File is read by 4096 byte chunks, BSONEach iterates over all documents till the end of file is reached.
## Performance
* This module archives low memory usage (on my test environment it's constantly consumes 28.1 Mb on a 1.47 GB fixture with 1 000 000 BSON documents).
* Correlation between file size and parse time is linear. (You can check it by running ```mix bench```).
```
$ mix bench
Settings:
duration: 1.0 s
## EachBench
[18:49:38] 1/10: read and iterate 1 document
[18:49:41] 2/10: read and iterate 30 documents
[18:49:42] 3/10: read and iterate 300 documents
[18:49:44] 4/10: read and iterate 30_000 documents
[18:49:45] 5/10: read and iterate 3_000 documents
[18:49:47] 6/10: stream and iterate 1 document
[18:49:48] 7/10: stream and iterate 30 documents
[18:49:50] 8/10: stream and iterate 300 documents
[18:49:51] 9/10: stream and iterate 30_000 documents
[18:49:56] 10/10: stream and iterate 3_000 documents
Finished in 20.43 seconds
## EachBench
read and iterate 1 document 20000 100.07 µs/op
stream and iterate 1 document 10000 150.70 µs/op
read and iterate 30 documents 1000 1327.53 µs/op
stream and iterate 30 documents 1000 1424.17 µs/op
read and iterate 300 documents 100 12882.34 µs/op
stream and iterate 300 documents 100 13631.52 µs/op
read and iterate 3_000 documents 10 126870.90 µs/op
stream and iterate 3_000 documents 10 168413.20 µs/op
read and iterate 30_000 documents 1 1301289.00 µs/op
stream and iterate 30_000 documents 1 5083005.00 µs/op
```
* It's better to pass a file to BSONEach instead of stream, since streamed implementation works so much slower.

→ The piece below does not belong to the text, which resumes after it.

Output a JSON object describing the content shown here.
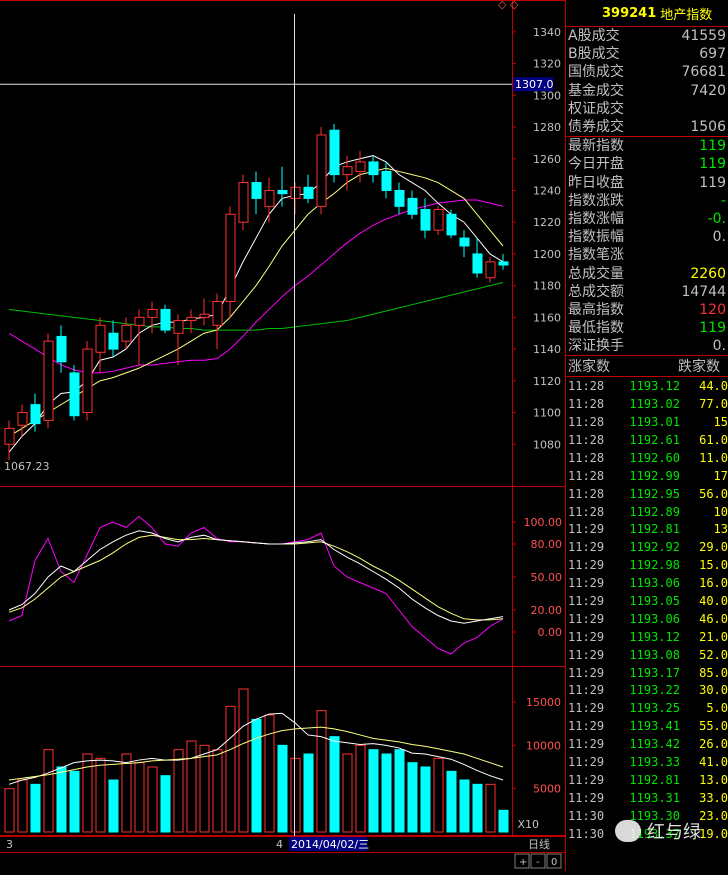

* BSONEach is CPU-bounded. Consumes 98% of CPU resources on my test environment.
* (```time``` is not a best way to test this, but..) on large files BSONEach works almost 2 times faster comparing to loading whole file in memory and iterating over it:
Generate a fixture:
```bash
$ mix generate_fixture 1000000 test/fixtures/1000000.bson
```
Run different task types:
```bash
$ time mix count_read test/fixtures/1000000.bson
Compiling 2 files (.ex)
"Done parsing 1000000 documents."
mix print_read test/fixtures/1000000.bson 59.95s user 5.69s system 99% cpu 1:05.74 total
```
```bash
$ time mix count_each test/fixtures/1000000.bson
Compiling 2 files (.ex)
Generated bsoneach app
"Done parsing 1000000 documents."
mix count_each test/fixtures/1000000.bson 45.37s user 2.74s system 102% cpu 46.876 total
```
* This implementation works faster than [timkuijsten/node-bson-stream](https://github.com/timkuijsten/node-bson-stream) NPM package (we comparing with Node.js on file with 30k documents):
```bash
$ time mix count_each test/fixtures/30000.bson
"Done parsing 30000 documents."
mix count_each test/fixtures/30000.bson 1.75s user 0.35s system 114% cpu 1.839 total
```
```bash
$ time node index.js
Read 30000 documents.
node index.js 2.09s user 0.05s system 100% cpu 2.139 total
```
## Installation
It's available on [hex.pm](https://hex.pm/packages/bsoneach) and can be installed as project dependency:
1. Add `bsoneach` to your list of dependencies in `mix.exs`:
```elixir
def deps do
[{:bsoneach, "~> 0.3.0"}]
end
```
2. Ensure `bsoneach` is started before your application:
```elixir
def application do
[applications: [:bsoneach]]
end
```
## How to use
1. Open file and pass iostream to a ```BSONEach.each(func)``` function:
```elixir
"test/fixtures/300.bson" # File path
|> BSONEach.File.open # Open file in :binary, :raw, :read_ahead modes
|> BSONEach.each(&process_bson_document/1) # Send IO.device to BSONEach.each function and pass a callback
|> File.close # Don't forget to close referenced file
```
2. Callback function should receive a struct:
```elixir
def process_bson_document(%{} = document) do
# Do stuff with a document
IO.inspect document
end
```
When you process large files its a good thing to process documents asynchronously, you can find more info [here](http://elixir-lang.org/docs/stable/elixir/Task.html).
## Thanks
I want to thank to @ericmj for his MongoDB driver. All code that encodes and decodes to with BSON was taken from his repo.